Still "Count the R's" apparently.

hatefulmoron · 8h ago
I had assumed that the Y axis was corresponding to some measurement of the LLM's ability to actually work/mull over a task in a loop while making progress. In other words, I thought it meant something like "you can leave Sonnet 3.7 for a whole hour and it will meaningfully progress on a problem", but the reality is less impressive. Serves me right for not looking at the fine print.
ReptileMan · 8h ago
The demand by a fraction of bay area intellectuals for ai disasters and doom of humanity way outstrips supply. The recent fanfic of Scott Alexander and other similar "thinkers" also is also worth checking out for a chuckle https://ai-2027.com/
tomhow · 3h ago
Be kind. Don't be snarky. Converse curiously; don't cross-examine. Edit out swipes.

Comments should get more thoughtful and substantive, not less, as a topic gets more divisive.

Please don't fulminate. Please don't sneer...

Please respond to the strongest plausible interpretation of what someone says, not a weaker one that's easier to criticize. Assume good faith.

Eschew flamebait. Avoid generic tangents. Omit internet tropes.

https://news.ycombinator.com/newsguidelines.html

ben_w · 7h ago
AI is software.

As software gets more reliable, people come to trust it.

Software still has bugs, the trust means those bugs still get people killed.

That was true with things we wouldn't call AI any more, and still does with things we do.

Doesn't need to take over or anything when humans are literally asleep at the wheel because they mistakenly think the AI can drive the car for them.

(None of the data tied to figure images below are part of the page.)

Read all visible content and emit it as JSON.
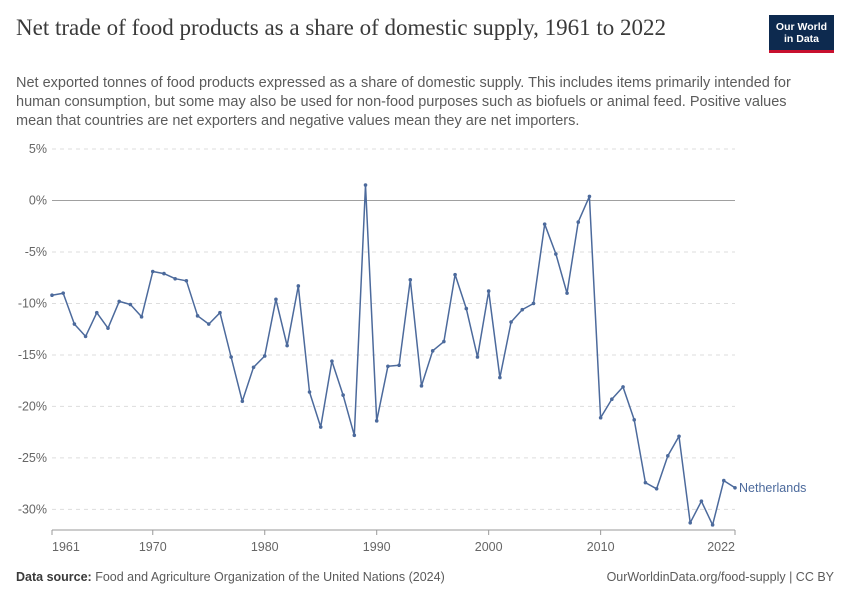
{
  "header": {
    "title": "Net trade of food products as a share of domestic supply, 1961 to 2022",
    "subtitle": "Net exported tonnes of food products expressed as a share of domestic supply. This includes items primarily intended for human consumption, but some may also be used for non-food purposes such as biofuels or animal feed. Positive values mean that countries are net exporters and negative values mean they are net importers.",
    "logo_line1": "Our World",
    "logo_line2": "in Data"
  },
  "footer": {
    "source_label": "Data source:",
    "source_text": "Food and Agriculture Organization of the United Nations (2024)",
    "url_text": "OurWorldinData.org/food-supply | CC BY"
  },
  "colors": {
    "series": "#4c6a9c",
    "grid": "#dddddd",
    "zero_line": "#a0a0a0",
    "logo_bg": "#0d2a4f",
    "logo_accent": "#c8102e"
  },
  "chart_data": {
    "type": "line",
    "ylim": [
      -32,
      5
    ],
    "xlim": [
      1961,
      2022
    ],
    "y_ticks": [
      5,
      0,
      -5,
      -10,
      -15,
      -20,
      -25,
      -30
    ],
    "y_tick_labels": [
      "5%",
      "0%",
      "-5%",
      "-10%",
      "-15%",
      "-20%",
      "-25%",
      "-30%"
    ],
    "x_ticks": [
      1961,
      1970,
      1980,
      1990,
      2000,
      2010,
      2022
    ],
    "x_tick_labels": [
      "1961",
      "1970",
      "1980",
      "1990",
      "2000",
      "2010",
      "2022"
    ],
    "grid": true,
    "series": [
      {
        "name": "Netherlands",
        "x": [
          1961,
          1962,
          1963,
          1964,
          1965,
          1966,
          1967,
          1968,
          1969,
          1970,
          1971,
          1972,
          1973,
          1974,
          1975,
          1976,
          1977,
          1978,
          1979,
          1980,
          1981,
          1982,
          1983,
          1984,
          1985,
          1986,
          1987,
          1988,
          1989,
          1990,
          1991,
          1992,
          1993,
          1994,
          1995,
          1996,
          1997,
          1998,
          1999,
          2000,
          2001,
          2002,
          2003,
          2004,
          2005,
          2006,
          2007,
          2008,
          2009,
          2010,
          2011,
          2012,
          2013,
          2014,
          2015,
          2016,
          2017,
          2018,
          2019,
          2020,
          2021,
          2022
        ],
        "values": [
          -9.2,
          -9.0,
          -12.0,
          -13.2,
          -10.9,
          -12.4,
          -9.8,
          -10.1,
          -11.3,
          -6.9,
          -7.1,
          -7.6,
          -7.8,
          -11.2,
          -12.0,
          -10.9,
          -15.2,
          -19.5,
          -16.2,
          -15.1,
          -9.6,
          -14.1,
          -8.3,
          -18.6,
          -22.0,
          -15.6,
          -18.9,
          -22.8,
          1.5,
          -21.4,
          -16.1,
          -16.0,
          -7.7,
          -18.0,
          -14.6,
          -13.7,
          -7.2,
          -10.5,
          -15.2,
          -8.8,
          -17.2,
          -11.8,
          -10.6,
          -10.0,
          -2.3,
          -5.2,
          -9.0,
          -2.1,
          0.4,
          -21.1,
          -19.3,
          -18.1,
          -21.3,
          -27.4,
          -28.0,
          -24.8,
          -22.9,
          -31.3,
          -29.2,
          -31.5,
          -27.2,
          -27.9
        ]
      }
    ]
  }
}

Heck, even for building codes and health & safety rules, they're written in blood. Why would AI be the exception?

clauderoux · 6h ago
As Linus Thorval said in an interview recently, humans don't need AI to make bugs.
okthrowman283 · 8h ago
To be fair though the author of 2027 has been prescient in his previous predictions
dist-epoch · 7h ago
Turkey fallacy.

The apocalypse will only happen once. Just like global nuclear war.

The fact that there was not a global nuclear war until now doesn't mean all those fearing nuclear war are crazy irrational people.

pvg · 1h ago
Entire cities have been destroyed by nuclear bombs, the effects of nuclear weapons testing falout are measurable in everything around us. The risks are not even qualitatively comparable.
ReptileMan · 7h ago
No. It just means they are stupid in the way only extremely intelligent people could be
Sharlin · 7h ago
People being afraid of a nuclear war are stupid in a way only extremely intelligent people can be? Was that just something that sounded witty in your mind?

No comments yet

Nivge · 8h ago
TL;DR - the benchmark depends on its specific dataset, and it isn't a perfect representation to evaluate AI progress. That doesn't mean it doesn't make sense, or doesn't have value.
dist-epoch · 7h ago
> Abject failure on a task that many adults could solve in a minute

Maybe author should check before pressing "Publish" if the info in the post is not already outdated.

ChatGPT passed the image generation test mentioned: https://chatgpt.com/share/68171e2a-5334-8006-8d6e-dd693f2cec...

frotaur · 7h ago
Even excluding the fact that this image is simply to illustrate, and it's really not the main point of the article, in the chat you posted, ChatGPT actually failed again, because the r's are not circled.